Suzir, I did not chime in, not because I don't care, but because I don't really understand what your father is doing, in his mind, or why. So I do get why it is so puzzling to you. He sounds like a bit of a con man maybe?
I am glad for you that you did not have to live with your father. I believe it is easier if your more dysfunctional parent is not with you day-to-day as a child.
I think part of what we are learning here is to forgive ourselves for the almost unbelievable situations we found ourselves in. You expected more from your father and were strong enough to say so. That is a more respectful thing, a more real response, than not to address what the people we love are doing.

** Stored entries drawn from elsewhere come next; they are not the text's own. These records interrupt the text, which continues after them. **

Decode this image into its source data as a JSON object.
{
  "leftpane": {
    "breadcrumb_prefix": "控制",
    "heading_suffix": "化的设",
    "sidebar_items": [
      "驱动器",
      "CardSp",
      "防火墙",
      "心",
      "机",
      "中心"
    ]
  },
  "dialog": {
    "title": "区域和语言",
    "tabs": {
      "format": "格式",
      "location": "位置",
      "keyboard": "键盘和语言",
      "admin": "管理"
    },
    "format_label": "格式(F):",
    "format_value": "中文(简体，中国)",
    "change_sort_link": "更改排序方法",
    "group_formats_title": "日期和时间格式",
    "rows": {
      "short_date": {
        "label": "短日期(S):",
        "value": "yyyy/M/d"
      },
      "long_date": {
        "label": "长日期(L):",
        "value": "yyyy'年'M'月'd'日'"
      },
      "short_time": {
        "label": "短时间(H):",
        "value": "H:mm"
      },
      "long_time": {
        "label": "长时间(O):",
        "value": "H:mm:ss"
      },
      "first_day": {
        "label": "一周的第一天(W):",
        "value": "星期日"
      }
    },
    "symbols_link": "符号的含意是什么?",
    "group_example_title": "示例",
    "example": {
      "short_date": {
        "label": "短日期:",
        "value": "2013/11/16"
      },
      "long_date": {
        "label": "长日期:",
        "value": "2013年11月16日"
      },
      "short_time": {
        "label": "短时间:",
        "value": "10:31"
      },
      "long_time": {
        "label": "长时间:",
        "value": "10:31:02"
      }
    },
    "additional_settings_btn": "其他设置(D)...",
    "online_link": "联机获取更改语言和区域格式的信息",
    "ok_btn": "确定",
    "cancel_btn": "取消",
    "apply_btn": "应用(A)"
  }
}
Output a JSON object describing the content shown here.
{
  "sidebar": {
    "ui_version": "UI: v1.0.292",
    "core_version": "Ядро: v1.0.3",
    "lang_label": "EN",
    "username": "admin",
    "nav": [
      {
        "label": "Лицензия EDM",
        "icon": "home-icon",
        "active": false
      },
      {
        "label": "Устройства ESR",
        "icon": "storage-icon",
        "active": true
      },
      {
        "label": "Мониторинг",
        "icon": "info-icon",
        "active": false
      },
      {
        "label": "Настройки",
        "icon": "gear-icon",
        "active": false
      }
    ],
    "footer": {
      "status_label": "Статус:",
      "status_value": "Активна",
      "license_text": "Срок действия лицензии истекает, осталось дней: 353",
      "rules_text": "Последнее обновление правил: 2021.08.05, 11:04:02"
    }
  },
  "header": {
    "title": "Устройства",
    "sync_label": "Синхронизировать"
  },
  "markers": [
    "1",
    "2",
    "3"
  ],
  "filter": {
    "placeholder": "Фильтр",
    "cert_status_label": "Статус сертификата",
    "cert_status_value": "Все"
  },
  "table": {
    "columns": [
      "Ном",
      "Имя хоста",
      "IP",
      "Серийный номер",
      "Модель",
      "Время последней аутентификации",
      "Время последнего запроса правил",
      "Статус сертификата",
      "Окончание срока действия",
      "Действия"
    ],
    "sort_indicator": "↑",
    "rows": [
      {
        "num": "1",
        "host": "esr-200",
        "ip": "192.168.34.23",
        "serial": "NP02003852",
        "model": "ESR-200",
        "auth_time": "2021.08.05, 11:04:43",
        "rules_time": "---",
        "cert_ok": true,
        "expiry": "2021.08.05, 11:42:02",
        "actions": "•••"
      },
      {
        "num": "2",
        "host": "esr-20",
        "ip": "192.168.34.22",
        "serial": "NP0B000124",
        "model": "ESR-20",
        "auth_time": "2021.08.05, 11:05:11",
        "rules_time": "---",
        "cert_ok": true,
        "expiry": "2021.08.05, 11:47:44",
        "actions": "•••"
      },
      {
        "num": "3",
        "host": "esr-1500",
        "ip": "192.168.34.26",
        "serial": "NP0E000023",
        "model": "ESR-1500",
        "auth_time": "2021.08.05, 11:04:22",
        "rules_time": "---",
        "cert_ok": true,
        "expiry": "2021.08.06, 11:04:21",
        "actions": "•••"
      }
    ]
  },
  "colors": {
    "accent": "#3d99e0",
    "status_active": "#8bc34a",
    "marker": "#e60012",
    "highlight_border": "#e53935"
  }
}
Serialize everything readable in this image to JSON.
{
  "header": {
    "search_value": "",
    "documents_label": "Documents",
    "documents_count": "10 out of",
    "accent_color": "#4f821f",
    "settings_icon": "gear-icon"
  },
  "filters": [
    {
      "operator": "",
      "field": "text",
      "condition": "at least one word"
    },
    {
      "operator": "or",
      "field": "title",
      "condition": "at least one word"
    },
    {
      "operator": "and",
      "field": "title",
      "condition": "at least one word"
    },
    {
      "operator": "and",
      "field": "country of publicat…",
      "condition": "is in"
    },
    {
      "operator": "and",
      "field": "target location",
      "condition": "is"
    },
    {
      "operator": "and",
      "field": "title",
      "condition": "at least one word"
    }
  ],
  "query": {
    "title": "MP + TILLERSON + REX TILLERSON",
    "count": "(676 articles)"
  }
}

I think there is substance here. Because you know that I lost my confidence driving at home after I had traveled the world alone.Just after we moved South, I was afraid to drive there. I beat myself up for that...but I still did not learn to drive, there. I created a circle whose purpose was to hate myself for some shortcoming I could identify.
So, looked at it that way, getting up and returning to bed is a means to externalize concretely something that is happening inside me. A way to understand it, through the physical behavior I am re-enacting over and over again. Making visible a conflict.Something concrete, to externalize and justify and name, something already happening inside me that I could not name.
I seem to have great regret that I had not had the strength to maintain a better, more complete relationship with my mother.
But I think as you describe it your father was more peripheral to your life and less central to your care and to your identity. Perhaps you have a range of choices that I did not have or greater strength, or both.
Copa... the whole half-empty/half-full discussion? How about a different twist. Whether it is half-full or half-empty depends on whether you are pouring or drinking.It is really back to half empty or half full. There has to be a day of reckoning of deciding. Whether or not there is more evidence. There must be a decision. A matter of justice and will. Do I save myself or not?
This is enlightening. It is all a matter of self-definition. We're in the mud. Now we know where we are."Well, that's good then. Now we know where we are."
Huh.
Thank you, Insane.The solution is... keep pouring. Keep putting things into your life so you have a cup to drink from.
Yes, your mother drained you. So did your son. That wasn't your fault. Life sometimes does that. But you are not required to stay there.